ジャケットのアートワークは、海辺を背景に女性の脚が大きく写し出され、上部にアルバムタイトル『STEPS』のレタリングが施されている。そして下のほうには “影だけの紳士” の姿。私は「これらの組み合わせは完璧じゃないかな?」と思う。

このアートワークは、索漠とした時代なら無視されがちなものを包容してしまう寛容さを十分に感じさせる。それは日本がバブルだった時代の特長なのかもしれない。だとしたら、このアルバムを購入しない手はない!

プロデューサーは岩本正樹、国分友里恵の才能を余すところなく最大化

さて、『STEPS』に収録された最初の曲は「I got you inside out」だ。この曲こそが、このアルバムの展開がどうなるのかを教えてくれる。

プロデューサーの岩本正樹とアルバム全曲の作曲家である羽場仁志は、レコーディングに際し、歌唱法についてこと細かな注文をしたようだ。しかし、国分友里恵は凝ったヴィブラートや、かわいらしい発音がなくてもリスナーの心を掴むことができるシンガーだった。

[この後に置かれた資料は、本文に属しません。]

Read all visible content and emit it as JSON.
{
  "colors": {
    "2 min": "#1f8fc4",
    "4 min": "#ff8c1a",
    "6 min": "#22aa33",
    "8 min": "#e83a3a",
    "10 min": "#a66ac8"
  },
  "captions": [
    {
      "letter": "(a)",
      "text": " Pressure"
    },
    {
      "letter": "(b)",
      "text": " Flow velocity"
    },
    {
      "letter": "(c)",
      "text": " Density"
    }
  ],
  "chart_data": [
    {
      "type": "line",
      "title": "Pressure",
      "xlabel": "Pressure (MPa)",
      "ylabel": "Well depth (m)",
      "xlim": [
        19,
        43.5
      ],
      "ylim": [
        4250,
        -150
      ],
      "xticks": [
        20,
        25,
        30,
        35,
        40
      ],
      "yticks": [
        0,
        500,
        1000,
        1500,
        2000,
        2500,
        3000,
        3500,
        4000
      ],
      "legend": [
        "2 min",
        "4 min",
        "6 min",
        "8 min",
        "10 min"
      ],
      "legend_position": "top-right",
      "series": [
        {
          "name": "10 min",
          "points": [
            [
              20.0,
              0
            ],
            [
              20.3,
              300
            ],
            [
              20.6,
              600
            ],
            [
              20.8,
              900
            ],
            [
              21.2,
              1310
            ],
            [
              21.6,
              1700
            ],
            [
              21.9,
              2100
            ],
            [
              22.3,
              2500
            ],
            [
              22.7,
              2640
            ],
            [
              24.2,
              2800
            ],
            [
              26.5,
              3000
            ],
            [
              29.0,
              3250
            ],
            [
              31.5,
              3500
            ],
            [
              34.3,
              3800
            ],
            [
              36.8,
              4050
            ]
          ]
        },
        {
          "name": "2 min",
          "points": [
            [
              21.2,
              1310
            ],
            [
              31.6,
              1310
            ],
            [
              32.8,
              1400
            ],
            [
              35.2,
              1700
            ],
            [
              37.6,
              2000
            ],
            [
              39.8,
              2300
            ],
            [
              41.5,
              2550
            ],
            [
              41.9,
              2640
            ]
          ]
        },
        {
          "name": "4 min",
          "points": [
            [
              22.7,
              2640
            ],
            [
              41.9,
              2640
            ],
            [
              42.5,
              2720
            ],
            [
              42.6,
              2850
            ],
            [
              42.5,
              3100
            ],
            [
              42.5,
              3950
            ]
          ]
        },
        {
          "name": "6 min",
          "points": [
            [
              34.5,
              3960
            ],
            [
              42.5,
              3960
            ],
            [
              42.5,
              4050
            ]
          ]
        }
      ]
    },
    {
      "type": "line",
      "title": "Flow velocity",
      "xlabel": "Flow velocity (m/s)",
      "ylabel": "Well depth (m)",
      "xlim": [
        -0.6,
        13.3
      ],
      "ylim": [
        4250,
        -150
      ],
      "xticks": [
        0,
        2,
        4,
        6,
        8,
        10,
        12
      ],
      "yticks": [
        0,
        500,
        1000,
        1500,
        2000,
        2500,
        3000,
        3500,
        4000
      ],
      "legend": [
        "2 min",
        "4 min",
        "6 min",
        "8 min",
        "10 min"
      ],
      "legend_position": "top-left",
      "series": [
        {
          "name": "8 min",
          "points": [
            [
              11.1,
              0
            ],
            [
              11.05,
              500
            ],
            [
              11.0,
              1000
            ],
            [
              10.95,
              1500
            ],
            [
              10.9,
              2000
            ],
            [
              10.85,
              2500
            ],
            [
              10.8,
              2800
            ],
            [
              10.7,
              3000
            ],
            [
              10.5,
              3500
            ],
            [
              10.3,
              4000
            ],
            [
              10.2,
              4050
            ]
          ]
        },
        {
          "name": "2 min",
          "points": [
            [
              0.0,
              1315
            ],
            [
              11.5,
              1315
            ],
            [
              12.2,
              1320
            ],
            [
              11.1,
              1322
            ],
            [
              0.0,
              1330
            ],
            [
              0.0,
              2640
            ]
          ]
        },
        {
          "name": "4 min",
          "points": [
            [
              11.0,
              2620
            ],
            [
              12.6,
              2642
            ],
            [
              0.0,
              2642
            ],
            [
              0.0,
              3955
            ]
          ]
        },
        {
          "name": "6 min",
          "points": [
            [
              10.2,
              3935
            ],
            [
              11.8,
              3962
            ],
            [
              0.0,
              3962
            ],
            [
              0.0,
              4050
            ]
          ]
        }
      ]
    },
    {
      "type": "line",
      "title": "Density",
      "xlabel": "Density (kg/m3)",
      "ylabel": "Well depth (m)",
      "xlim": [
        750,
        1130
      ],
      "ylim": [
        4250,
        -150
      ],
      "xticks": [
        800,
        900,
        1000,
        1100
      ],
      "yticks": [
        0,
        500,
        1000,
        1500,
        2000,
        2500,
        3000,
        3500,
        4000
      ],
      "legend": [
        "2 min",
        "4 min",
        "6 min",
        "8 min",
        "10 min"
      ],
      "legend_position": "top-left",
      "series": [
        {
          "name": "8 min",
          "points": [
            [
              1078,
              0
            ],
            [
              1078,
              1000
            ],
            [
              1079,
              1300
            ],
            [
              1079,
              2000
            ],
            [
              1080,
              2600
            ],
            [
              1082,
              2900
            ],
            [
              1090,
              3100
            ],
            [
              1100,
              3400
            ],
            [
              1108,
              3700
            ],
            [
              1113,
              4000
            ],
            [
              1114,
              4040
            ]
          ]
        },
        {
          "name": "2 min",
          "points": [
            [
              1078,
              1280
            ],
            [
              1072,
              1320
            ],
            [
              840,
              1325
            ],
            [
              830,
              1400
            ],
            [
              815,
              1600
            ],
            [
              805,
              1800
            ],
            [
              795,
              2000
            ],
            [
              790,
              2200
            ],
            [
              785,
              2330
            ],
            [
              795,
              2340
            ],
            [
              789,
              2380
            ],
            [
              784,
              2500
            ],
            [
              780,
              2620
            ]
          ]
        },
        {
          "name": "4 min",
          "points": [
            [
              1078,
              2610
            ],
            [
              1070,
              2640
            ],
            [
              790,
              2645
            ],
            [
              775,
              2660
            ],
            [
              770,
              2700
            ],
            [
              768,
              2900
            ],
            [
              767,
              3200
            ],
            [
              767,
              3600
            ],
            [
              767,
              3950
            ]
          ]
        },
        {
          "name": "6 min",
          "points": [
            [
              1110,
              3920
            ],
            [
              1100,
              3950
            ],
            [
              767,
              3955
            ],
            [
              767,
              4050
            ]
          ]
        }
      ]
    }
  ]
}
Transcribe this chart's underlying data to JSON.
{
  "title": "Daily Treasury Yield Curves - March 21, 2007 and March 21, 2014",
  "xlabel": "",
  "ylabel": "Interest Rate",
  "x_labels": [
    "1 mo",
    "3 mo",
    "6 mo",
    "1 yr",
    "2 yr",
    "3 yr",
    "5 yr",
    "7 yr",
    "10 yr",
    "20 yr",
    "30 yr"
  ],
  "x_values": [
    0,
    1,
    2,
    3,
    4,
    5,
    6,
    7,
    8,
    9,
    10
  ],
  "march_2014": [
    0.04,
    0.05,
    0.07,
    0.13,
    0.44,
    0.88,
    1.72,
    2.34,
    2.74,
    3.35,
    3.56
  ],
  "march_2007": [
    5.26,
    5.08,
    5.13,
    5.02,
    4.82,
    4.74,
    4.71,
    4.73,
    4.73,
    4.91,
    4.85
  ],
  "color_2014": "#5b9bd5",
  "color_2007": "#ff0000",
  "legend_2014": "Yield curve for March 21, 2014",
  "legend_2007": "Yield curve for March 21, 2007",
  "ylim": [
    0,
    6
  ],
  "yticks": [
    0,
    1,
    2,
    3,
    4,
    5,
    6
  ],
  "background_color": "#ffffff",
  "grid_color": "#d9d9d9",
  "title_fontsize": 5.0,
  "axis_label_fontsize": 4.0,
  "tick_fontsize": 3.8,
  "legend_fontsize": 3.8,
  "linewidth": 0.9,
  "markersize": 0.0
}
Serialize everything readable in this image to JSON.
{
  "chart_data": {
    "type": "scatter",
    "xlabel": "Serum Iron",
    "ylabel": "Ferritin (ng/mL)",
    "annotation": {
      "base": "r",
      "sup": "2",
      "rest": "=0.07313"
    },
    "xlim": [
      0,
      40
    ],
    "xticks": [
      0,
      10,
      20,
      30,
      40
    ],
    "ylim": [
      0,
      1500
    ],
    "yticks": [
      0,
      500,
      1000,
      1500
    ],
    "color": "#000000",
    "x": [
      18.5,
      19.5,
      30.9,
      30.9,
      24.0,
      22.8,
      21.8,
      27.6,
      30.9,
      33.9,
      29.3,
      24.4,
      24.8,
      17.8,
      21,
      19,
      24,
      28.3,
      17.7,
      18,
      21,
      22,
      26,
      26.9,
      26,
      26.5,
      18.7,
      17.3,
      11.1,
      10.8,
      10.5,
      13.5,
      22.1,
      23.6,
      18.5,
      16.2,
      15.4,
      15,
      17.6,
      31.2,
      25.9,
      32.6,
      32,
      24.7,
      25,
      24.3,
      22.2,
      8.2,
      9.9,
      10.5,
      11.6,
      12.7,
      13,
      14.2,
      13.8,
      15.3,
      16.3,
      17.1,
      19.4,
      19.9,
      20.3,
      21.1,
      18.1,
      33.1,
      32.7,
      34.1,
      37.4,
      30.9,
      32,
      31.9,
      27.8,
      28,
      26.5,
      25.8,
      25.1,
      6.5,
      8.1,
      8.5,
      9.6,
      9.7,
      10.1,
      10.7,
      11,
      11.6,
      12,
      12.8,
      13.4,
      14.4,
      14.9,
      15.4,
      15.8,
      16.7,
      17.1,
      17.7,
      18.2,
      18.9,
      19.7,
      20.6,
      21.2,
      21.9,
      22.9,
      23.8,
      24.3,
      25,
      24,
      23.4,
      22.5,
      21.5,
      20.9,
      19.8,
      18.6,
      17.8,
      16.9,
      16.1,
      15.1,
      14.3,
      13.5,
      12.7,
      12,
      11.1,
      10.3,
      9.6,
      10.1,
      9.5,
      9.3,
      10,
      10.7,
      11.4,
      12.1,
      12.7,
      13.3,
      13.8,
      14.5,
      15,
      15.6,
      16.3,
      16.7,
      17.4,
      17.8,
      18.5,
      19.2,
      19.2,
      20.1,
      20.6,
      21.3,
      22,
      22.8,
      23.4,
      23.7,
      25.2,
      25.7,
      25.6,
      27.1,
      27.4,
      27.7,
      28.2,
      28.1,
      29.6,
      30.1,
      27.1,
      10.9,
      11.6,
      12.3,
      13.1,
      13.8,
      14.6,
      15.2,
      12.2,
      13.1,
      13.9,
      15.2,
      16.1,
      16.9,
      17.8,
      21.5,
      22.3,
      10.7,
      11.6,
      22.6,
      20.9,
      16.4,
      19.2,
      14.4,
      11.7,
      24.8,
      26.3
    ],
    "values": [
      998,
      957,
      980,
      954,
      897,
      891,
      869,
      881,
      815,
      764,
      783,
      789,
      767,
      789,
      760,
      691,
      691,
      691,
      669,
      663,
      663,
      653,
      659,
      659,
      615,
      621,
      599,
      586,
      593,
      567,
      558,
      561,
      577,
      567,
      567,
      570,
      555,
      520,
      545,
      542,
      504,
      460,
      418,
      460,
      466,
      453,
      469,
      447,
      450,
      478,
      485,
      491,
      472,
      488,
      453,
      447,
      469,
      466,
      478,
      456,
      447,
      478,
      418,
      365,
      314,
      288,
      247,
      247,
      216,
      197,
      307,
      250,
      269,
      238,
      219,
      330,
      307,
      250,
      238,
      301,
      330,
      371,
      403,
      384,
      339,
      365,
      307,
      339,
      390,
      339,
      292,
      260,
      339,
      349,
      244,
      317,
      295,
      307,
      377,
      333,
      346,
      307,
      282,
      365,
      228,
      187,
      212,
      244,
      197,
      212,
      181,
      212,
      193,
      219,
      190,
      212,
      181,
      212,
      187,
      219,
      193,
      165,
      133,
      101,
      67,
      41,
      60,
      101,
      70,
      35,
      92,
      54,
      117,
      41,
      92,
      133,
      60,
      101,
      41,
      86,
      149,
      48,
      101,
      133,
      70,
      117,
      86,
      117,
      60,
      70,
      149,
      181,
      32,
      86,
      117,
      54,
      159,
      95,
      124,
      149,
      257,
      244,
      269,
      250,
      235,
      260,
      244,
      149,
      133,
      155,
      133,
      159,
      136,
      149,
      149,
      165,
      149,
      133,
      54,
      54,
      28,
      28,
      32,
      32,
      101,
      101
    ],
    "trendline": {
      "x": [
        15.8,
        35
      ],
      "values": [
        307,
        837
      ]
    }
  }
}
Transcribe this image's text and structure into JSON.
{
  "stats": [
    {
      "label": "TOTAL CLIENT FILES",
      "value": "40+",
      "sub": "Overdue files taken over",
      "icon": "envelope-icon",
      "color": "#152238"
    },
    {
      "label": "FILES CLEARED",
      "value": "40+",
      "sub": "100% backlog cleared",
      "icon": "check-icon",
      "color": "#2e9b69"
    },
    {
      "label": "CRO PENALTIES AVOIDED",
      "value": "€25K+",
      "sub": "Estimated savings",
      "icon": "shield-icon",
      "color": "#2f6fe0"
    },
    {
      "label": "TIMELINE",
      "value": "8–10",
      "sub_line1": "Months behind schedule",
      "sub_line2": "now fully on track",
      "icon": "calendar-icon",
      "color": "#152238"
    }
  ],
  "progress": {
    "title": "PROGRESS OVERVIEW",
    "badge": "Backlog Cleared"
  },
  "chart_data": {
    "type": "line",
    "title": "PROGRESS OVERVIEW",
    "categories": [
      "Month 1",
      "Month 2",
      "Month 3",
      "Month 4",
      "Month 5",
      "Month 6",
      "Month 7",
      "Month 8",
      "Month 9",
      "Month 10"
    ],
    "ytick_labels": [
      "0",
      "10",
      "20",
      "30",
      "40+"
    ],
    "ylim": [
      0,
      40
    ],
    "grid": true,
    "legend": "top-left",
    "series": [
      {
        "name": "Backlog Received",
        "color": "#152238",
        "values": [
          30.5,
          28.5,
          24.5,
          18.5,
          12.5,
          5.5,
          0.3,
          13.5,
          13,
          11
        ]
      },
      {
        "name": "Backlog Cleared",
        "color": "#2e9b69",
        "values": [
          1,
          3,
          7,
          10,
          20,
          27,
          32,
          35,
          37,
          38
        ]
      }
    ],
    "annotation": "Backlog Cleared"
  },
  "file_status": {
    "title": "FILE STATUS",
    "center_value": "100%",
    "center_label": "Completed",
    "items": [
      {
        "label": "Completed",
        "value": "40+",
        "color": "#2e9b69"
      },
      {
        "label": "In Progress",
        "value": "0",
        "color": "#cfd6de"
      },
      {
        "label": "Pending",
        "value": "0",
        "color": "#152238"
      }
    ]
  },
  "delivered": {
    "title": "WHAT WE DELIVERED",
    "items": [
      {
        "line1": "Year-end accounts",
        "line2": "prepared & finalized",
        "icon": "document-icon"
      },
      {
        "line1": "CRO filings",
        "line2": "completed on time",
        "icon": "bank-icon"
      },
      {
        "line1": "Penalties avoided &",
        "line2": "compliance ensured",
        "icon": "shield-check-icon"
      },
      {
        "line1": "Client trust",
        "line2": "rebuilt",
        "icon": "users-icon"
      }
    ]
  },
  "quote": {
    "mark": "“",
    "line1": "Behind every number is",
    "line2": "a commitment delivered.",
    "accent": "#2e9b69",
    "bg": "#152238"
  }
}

だから、「国分の持つ長所を極大化しよう」という考えが、岩本正樹と羽場仁志の共通した見解ではなかったか、と私は考える。

80年代のニューウェーブとシンセポップを国分友里恵が自由に解く… この方法は大正解だったのではないか。2曲目には彼女の代表曲である「I wanna be with you」が続き、高速道路を疾走する車の休憩場所のようなタイミングで収録された「In your eyes」、さらには記憶に残るライムの「Margarita」を経て、アナログ盤最後の曲「You are love for me」… このアルバムは国分友里恵の持つ才能を余すところなく伝えてくれる。

こんなにもアグレッシブなアルバムは、なかなか見つけにくいんじゃないかな? 早いテンポの曲でも遅い曲でも、途中でプレーヤーの一時停止ボタンを押すのを迷うほどだ。録音も優れたアルバムなので、音質の快感を得ることにも十分満足できることも嬉しい。

私見として、90年代に制作されたアルバムの音質が、80年代に制作されたそれより劣るケースを見ることもあるが、これは、エンジニアの力量の差というよりは、バブル経済がもたらした産物ではないだろうか。少なくともエンタテインメントの世界はこの恩恵を享受したと私は考えている。そして、その賞味期限は令和の時代でも有効のはずだ。